Dioptics’ sunglasses are polarized and offer 100% UVA/UVB protection. The wraparound design also blocks out stray light. Light transmission on the Haven sunglasses is 15%. Ten to thirty percent is the usual range for sunglasses. I find 15% perfectly acceptable.
Dioptics’ Night Drivers are yellow tinted lenses that are designed to filter blue light. Combined with an anti-reflective coating, they are supposed to make it easier to see at night. Dioptics says that the specialized yellow tinted lenses allow you to distinguish between green, red and yellow traffic lights in a way that other yellow lenses do not.
In practice, I have found the Night Drivers to be useful in some situations — particularly in hazy twilight conditions. We’ve had a lot of those lately here in Michigan, where there has been a lot of wet weather that isn’t quite freezing. They also seem to be useful in city driving conditions, with all of the reflections from headlights, streetlights, signs and the like. I am less certain of their utility in darker conditions, such as on major highways.

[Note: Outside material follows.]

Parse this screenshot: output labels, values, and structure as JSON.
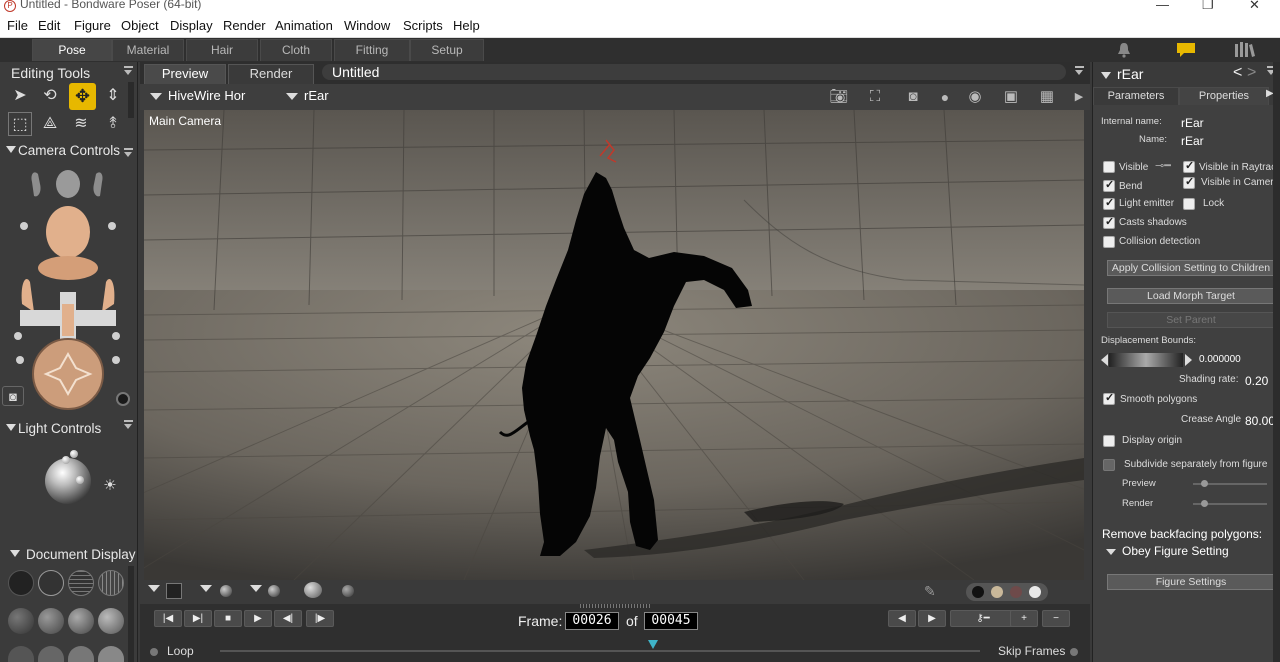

Night Drivers by Solar Shield with yellow tinted lenses filter out a great deal of the blue light in HIDs, virtually eliminating their blinding light.
Both of the pair of Fit-Over glasses are so lightweight I barely notice when they’re on. I have on several occasions walked into several stores wearing the shades and not realized they were on until I noticed that the entire store was unnaturally dark.
The frames of the Dioptics glasses are made of Nylon 66, while the temple pieces are rubber. They’re very lightweight and quite thin. The Dioptics frames also seem as though they are less brittle, and thus more durable than the plastic frames of many other products. There is also a nice finish on the Haven sunglasses.
If there’s a downside to the glasses, it may be that they can make you look like you have gigantic bug eyes. Picky fashionistas may object to the look, but I don’t think it is as bad as all that. I’ve seen plenty of really big sunglasses on Hollywood stars and starlets. As you can see from the photo at left, the Dioptics glasses look quite fashionable.
I like the Dioptics glasses — and the sunglasses in particular.